Un film qui tient toutes les promesses de sa bande-annonce, sans plus. C'est évidemment déjà beaucoup : le matériel promotionnel vous annonce une épopée burlesque de la cinéphilie monstrueuse, et nous l'avons. Le film est hilarant. On attend à côté de ça un portrait empathique de personnalités sans talents mais habités par leurs rêves : c'est bon, et j'ajoute que James Franco, dans son interprétation de Tommy Wiseau, réussit à être grotesque avec mesure, ce qui est sans doute aussi difficile à faire qu'à concevoir ou à écrire. Vous voulez une amitié malsaine traversée de tension amoureuse unilatérale ? Y en a. Une satire de l'industrie du rêve hollywoodienne ? Aussi.

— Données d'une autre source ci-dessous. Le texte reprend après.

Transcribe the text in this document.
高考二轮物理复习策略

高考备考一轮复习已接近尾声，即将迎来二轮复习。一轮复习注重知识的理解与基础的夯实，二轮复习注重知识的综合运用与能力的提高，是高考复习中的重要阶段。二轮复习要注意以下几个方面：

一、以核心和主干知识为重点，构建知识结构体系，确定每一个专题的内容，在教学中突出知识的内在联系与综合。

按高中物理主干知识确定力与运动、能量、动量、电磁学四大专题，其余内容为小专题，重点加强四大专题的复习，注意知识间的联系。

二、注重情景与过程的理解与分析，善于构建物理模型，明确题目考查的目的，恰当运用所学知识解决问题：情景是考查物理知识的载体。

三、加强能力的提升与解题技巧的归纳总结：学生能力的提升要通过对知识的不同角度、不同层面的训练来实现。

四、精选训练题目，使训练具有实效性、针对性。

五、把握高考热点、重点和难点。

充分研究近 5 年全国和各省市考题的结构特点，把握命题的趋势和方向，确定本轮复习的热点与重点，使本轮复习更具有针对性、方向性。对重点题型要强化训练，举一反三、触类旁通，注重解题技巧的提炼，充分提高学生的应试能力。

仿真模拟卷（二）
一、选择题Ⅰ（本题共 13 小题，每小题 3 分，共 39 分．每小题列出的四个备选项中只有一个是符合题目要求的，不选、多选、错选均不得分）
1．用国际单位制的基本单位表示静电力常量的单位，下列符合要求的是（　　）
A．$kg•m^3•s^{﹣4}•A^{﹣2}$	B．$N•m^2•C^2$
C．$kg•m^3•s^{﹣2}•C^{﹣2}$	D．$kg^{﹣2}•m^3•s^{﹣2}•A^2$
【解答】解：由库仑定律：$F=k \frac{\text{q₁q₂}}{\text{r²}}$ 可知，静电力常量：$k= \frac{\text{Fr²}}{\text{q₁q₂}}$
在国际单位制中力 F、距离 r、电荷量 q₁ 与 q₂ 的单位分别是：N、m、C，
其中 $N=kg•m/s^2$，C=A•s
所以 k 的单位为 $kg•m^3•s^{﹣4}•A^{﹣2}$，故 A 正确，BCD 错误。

En somme, tout ce qui nous était promis, nous l'avons, mais traité à un rythme rapide, et dans un format qui, rapporté à la densité du programme, paraît trop court, et fait que de nombreux aspects semblent simplement esquissés. Ceux qui s'attendaient à une œuvre aussi émouvante sur le cinéma de seconde zone que l'Ed Wood de Tim Burton en seront pour leurs frais. De cette matière très riche, James Franco n'a tiré qu'une comédie extrêmement efficace, intelligente et respectueuse de ses personnages - dans une certaine mesure -, en n'exploitant que très superficiellement les autres aspects possibles que lui offrait son sujet. D'où cette impression d'avoir assisté à un excellent développement de la bande-annonce, sans avoir obtenu le surplus de profondeur ou de densité qu'on pouvait attendre du récit de cette histoire incroyable. Le film ne se laisse pas le temps de respirer, comme si l'enflure du mauvais mélodrame dont il raconte le tournage avait dissuadé James Franco d'accorder à son propre film un peu de liberté pour tout subordonner à l'impératif de divertir immédiatement le spectateur.
The disaster artist reste un excellent divertissement, mais dont j'attendais un petit peu plus. Le paradoxe veut qu'il s'agit d'un très bon film à qui il manque un peu de personnalité, réalisé à propos d'un très mauvais film qui lui en avait beaucoup.